Ты и я. А кому я, собственно, это говорю? Я же собираюсь ехать в центр в полном одиночестве. Ну конечно, я обращаюсь к самому себе, а также к тому
Сейчас 10.43 по нью-йоркскому времени. Средняя температура в Центральном парке – 57 градусов. Влажность – 29 %, на барометре 30.30 и прослеживается тенденция к падению. Ветер северо-восточный, 11 миль в час. По прогнозу ясное небо и солнечно днем, вечером и завтра утром. Вероятность осадков сегодня равна нулю, завтра – 10 процентов. Показатель качества воздуха выше среднего. Дэвиду Селигу 41 год. Высоковат, худощавая фигура холостяка, который сам себе готовит скудную пищу. Обычное выражение лица – недовольно-озадаченное. Немного щурится. В своей темно-синей джинсовой куртке, тяжелых башмаках и полосатых брюках по моде 1969 года он выглядит чрезвычайно молодо, по крайней мере фигурой; в целом же он похож на человека, сбежавшего из закрытой лаборатории, где занимаются тем, что сажают лысоватые головы людей зрелого возраста на тела подростков. Как это произошло? С какого времени начали стареть его лицо и прическа?
Обвисший кабель насмешливо скрипит, когда Селиг выходит из своей двухкомнатной квартиры на 12-м этаже. Пожалуй, этот ржавый кабель старше, чем он сам. Он-то 1935 года рождения, дом же построен, вероятно, в 1933-м или 1934-м, во времена достопочтенного мэра Фиорелло Ла-Гардия. Но, может быть, и позже, перед войной, во всяком случае. (А помнишь 1940 год, Дэвид? Тебя тогда взяли на Всемирную выставку.) Так или иначе, здания потихоньку стареют. А что не стареет?
Лифт со скрипом останавливается на седьмом этаже. Даже прежде чем открывается покорябанная дверь, я ощущаю трепетную дрожь живого испанского ума. Конечно, ошибиться трудно, лифт ожидает молодая пуэрториканка – в доме их полно, а мужья в это время на работе. Но я и так был уверен, что улавливаю ее психическую эманацию, а не просто играю в отгадки. Все в точности. Она мала ростом, смугла и уже не на первом месяце беременности. Я могу различить два нервных сигнала: живое как ртуть излучение ее собственного сознания и тупые, туманные позывы плода, примерно шестимесячного, запертого в ее вздутом животе. У женщины плоское лицо, широкие бедра, маленькие блестящие глаза и вытянутые губки. Второй ребенок, грязная девочка лет двух, держит мать за палец. Она хихикает, а мать, входя в лифт, приветствует меня настороженной улыбкой.

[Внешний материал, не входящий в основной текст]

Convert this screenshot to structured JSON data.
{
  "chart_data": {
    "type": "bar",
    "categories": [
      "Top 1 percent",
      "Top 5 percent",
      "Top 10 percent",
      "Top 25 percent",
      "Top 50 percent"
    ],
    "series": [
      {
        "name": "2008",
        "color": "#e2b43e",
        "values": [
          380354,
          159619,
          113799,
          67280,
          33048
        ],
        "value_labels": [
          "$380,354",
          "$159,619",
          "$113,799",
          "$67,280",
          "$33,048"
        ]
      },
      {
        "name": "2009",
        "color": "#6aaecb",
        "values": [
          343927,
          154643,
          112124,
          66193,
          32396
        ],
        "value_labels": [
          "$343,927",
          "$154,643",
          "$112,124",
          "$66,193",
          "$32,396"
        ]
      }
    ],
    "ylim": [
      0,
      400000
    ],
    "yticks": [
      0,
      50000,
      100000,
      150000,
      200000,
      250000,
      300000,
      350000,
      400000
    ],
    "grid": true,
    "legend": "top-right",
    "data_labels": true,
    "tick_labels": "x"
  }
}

Они становятся ко мне спиной. Напряженное молчание. «Буэнос диас, сеньора, – мог бы сказать я. – Прекрасный день, мэм, не правда ли? Какое у вас прелестное дитя». Но я молчу. Я с ней незнаком. Она похожа на всех других, живущих в этом доме, даже умственная продукция у нее стандартная, неиндивидуальная: в голове бананы, рис, выигрыши в еженедельной лотерее, а вечером телевизор. Тупая сука; но – она человек, и мне она нравится. Как ее зовут? Альтаграсия Моралес, Амантина Фигероа, Филомена Меркадо? Люблю испанские имена. Чистейшая поэзия. Сам я вырос среди пухленьких глуповатых девиц по имени Сандра Винер, Беверли Шварц, Шейла Вайсброд. Мэм, может быть, вы миссис Иносенсия Фернандес? Или Кладомира Эспиноза? Или Бонифация Колон? А может быть, Эсперанса Домингес? Эсперанса, Эсперанса! Я люблю вас, Эсперанса! – звучит в моей груди вечно. (На Рождество я был на бое быков в Эсперанса Спрингс, штат Нью-Мексико. Останавливался там в «Холидей Инн». Нет, я дурачусь.) Ну вот и нижний этаж. Делаю шаг вперед, чтобы открыть дверь. Милая тупая беременная чикита даже не улыбается мне, выходя из лифта.
Теперь в метро, хип-хоп, один длинный прогон. В нашем отдаленном квартале линия еще наземная. Прыгая через щели, грохочу по ступенькам, вбегаю на станцию, ничуть не запыхавшись, – результат правильной жизни. Простая диета, не курю, пью немного, никаких кислоток и травок, никакой спешки. Станция в этот час почти пуста. Но я сразу же слышу набегающий грохот колес, лязг металла по металлу, и одновременно с севера на меня накатывает мощный поток мыслей целой фаланги мозгов, упакованных в пяти-шести вагонах. Души всех пассажиров, спрессованных в единую массу, разом наваливаются на меня. Масса эта подрагивает, как студнеобразные сгустки планктона в неводе, образуя один сложный организм. Но когда поезд въезжает на станцию, я уже могу выхватить разрозненные выкрики, яростные порывы желаний, вопли ненависти, угрызения совести, выделяющиеся
Во втором вагоне я нахожу место в углу, усаживаюсь и открываю книгу в ожидании прибытия в центр. Я перечитываю «Моллой умирает» Беккета [1] . Эта вещь прекрасно подходит к моему настроению, к постоянному сожалению о самом себе, к которому, как вы могли заметить, у меня имеется определенная склонность.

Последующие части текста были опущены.